# Kudzu Honey



## Joel (Mar 3, 2005)

I would be suprised if it wasn't already growing within your current forage area. Kudzu is just about everywhere in the south. I'm not sure of the bloom times although you could surf into the University of Georgia Web site and I'd bet they could tell you.


----------



## nursebee (Sep 29, 2003)

Kudzu is just starting its growth here, nothing blooming as fas as I can tell.


----------



## BubbaBob (Jan 18, 2005)

Be quick when kudzu blooms...you'll have about 7-10 days to make a honey crop from it.

BubbaBob


----------



## ZEEBEE (Aug 22, 2003)

Wow! I didn't know kudzu produced nectar!
I have three hives overlooking 3-5 acres of the stuff and its just coming up. How much can I expect to get from this?

Thanks!!


----------



## Michael Bush (Aug 2, 2002)

>Be quick when kudzu blooms...you'll have about 7-10 days to make a honey crop from it.

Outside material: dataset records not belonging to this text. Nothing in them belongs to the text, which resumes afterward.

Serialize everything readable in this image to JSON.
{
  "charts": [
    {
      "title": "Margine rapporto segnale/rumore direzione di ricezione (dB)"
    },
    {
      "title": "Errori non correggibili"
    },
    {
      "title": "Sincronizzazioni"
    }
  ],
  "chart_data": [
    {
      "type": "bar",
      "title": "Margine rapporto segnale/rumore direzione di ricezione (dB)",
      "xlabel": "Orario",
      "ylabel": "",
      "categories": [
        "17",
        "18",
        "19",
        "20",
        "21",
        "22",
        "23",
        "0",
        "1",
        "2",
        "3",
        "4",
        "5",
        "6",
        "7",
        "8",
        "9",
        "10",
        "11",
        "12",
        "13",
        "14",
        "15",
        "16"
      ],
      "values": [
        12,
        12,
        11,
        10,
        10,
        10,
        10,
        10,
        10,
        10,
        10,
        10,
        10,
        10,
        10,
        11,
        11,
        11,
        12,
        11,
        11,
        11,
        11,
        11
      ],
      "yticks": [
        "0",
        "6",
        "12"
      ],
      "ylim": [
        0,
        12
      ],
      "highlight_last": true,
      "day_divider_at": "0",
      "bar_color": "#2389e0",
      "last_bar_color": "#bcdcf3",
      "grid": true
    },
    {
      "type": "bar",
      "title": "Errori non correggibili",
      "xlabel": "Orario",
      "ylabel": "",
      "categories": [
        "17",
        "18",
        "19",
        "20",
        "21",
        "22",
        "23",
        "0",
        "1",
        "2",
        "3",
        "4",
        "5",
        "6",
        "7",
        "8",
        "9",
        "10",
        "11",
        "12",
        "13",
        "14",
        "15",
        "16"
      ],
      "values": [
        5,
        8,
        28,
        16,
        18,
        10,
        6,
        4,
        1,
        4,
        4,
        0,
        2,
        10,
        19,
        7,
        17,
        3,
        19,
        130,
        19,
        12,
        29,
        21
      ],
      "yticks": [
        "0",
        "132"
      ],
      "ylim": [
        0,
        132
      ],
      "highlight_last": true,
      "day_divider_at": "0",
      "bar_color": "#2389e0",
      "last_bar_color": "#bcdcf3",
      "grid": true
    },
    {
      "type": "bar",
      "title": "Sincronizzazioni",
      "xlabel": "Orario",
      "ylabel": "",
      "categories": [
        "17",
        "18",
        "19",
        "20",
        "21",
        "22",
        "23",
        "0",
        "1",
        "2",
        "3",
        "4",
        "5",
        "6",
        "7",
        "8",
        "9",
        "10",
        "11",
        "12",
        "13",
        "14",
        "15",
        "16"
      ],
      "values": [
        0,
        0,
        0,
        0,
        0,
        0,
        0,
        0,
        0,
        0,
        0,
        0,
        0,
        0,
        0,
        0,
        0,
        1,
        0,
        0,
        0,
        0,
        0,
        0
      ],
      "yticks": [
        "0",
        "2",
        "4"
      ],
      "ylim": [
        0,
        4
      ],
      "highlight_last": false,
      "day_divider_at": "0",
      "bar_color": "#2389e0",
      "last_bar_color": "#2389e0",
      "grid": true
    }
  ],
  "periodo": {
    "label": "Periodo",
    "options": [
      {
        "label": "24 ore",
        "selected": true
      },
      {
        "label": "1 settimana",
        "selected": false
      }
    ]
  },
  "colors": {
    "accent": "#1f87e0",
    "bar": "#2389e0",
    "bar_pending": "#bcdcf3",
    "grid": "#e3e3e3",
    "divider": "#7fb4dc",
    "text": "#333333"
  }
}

Kudzu does everything fast. Back in the depression the instructions for planting Kudzu (yes it was planted for forage) was:

"dump the shot out of a shotgun shell and replace with kudzu seed. Go out in your field and fire the shotgun. Run for your life and try to beat the kudzu back to the house."


----------



## Branman (Aug 20, 2003)

ugh, I think kudzu honey tastes like prunes









a lot of people really like it, but I can't stomach the stuff. It does make a beautiful deep red honey though(unmistakable)


----------



## Ribster (Nov 3, 2004)

Thank you for the information. I certainly have some in my forage area, but not the acres I think it would take to get exclusive honey from it.


----------